La religiosità contadina è sempre stata profondamente intrecciata ai gesti quotidiani del lavoro e della fatica, e talvolta la devozione si è manifestata attraverso riti, tramandati da secoli, che confondevano sacro e profano. I contadini non potevano certo immaginare che tali riti si rifacevano a tradizioni pagane e che, in alcuni casi, erano perfino contrari alla dottrina cattolica. La religiosità dei contadini potrebbe quindi definirsi naturalista, perché frammista alla superstizione e alla magia, legata ai bisogni materiali prima che a quelli spirituali. Al contadino serve il sole e la pioggia ma teme la siccità e la grandine: non sa che farsene del mistero trinitario o del dogma della transustanziazione. Neanche Capracotta è scevra da quella religiosità naturale di stampo contadino praticata dai nostri avi nei boschi e nei prati: prova ne siano i due alberi, geograficamente lontani tra loro, che raccontano due devozioni e due storie diverse.

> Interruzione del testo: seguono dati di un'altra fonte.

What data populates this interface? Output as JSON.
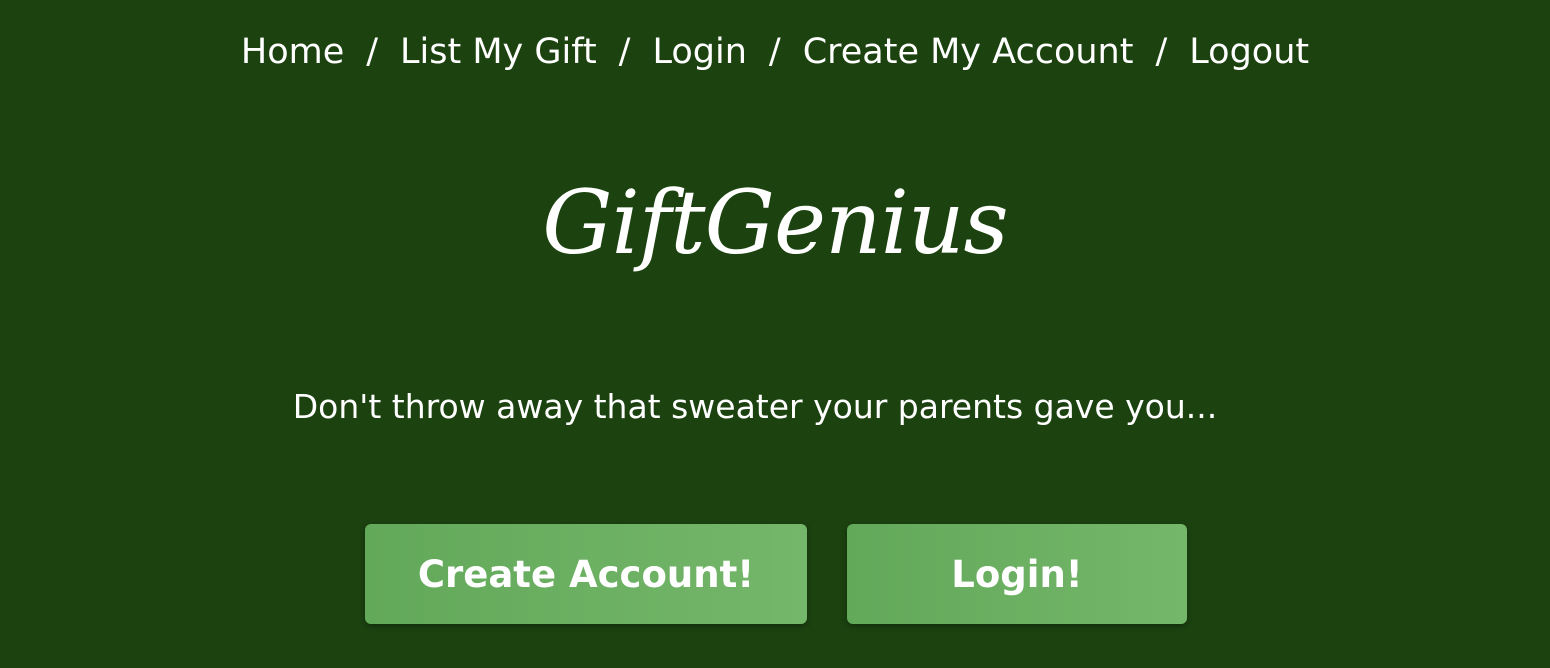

Il primo è un faggio che potete ammirare seguendo l'anello di monte della pista di sci nordico "Mario Di Nucci", al di sopra della Fonte di Carovilli. In un nodo di quell'albero è presente una sbiadita edicola votiva - installata in origine da Vincenzo Ferrelli prima di emigrare - che ritrae sant'Antonio di Padova e che forse richiama il miracolo di Camposampiero, dove Antonio, prima di morire, ottenne di ritirarsi. Camminando pei boschi Antonio aveva infatti notato un grosso noce tanto che, tra i rami dell'albero, fece costruire una piccola cella: in quel rifugio frondoso egli passò le sue giornate di contemplazione, rientrando all'eremo solo la notte. Una sera, il conte Tiso si recò nella sua stanzetta, dal cui uscio aveva visto sprigionarsi un intenso splendore. Temendo un incendio, spalancò la porticina e vide Antonio che stringeva fra le sue braccia il Bambin Gesù. In quel luogo sorge oggi il cosiddetto Santuario del Noce.
Il secondo albero votivo del territorio capracottese è una quercia che sta nei pressi della Fonte della Lama, sul cui tronco è affissa un'immagine del Cuore Immacolato di Maria, una memoria liturgica relativamente giovane perché estesa a tutta la Chiesa solo nel 1944 da Pio XII in seguito alle rivelazioni mistiche della beata Alessandrina Maria da Costa, in seguito al miracolo di Fatima. In mariologia la Madonna è definita anche «vero albero di vita che solo è stato degno di portare il frutto della Salvezza», motivo che potrebbe di per sé spiegare la presenza di quell'effigie su un albero. Ma in realtà quella Madonna apparve in sogno nel 1990 ad Antonio Di Tella, proprietario del terreno, ed oggi sta lì a delimitare le due porzioni di bosco divise dagli eredi di Giuseppe Di Tella.
Francesco Mendozzi
Bibliografia di riferimento:
A. De Nino, Usi e costumi abruzzesi, Olschki, Firenze 1965;
E. Giancristofaro, Totemàjje. Viaggio nella cultura popolare abruzzese, Carabba, Lanciano 1978;
L. M. Lombardi Satriani, Santi, streghe e diavoli. Il patrimonio delle tradizioni popolari nella società meridionale e in Sardegna, Sansoni, Firenze 1971;
F. Mendozzi, Guida alla letteratura capracottese, vol. II, Youcanprint, Tricase 2017;
G. Pansa, Miti, leggende e superstizioni dell'Abruzzo, Caroselli, Sulmona 1924;
M. Potena, Capracotta, il paese della neve tra passato e futuro, in «La Città del Sole», Rocchetta a Volturno 2005.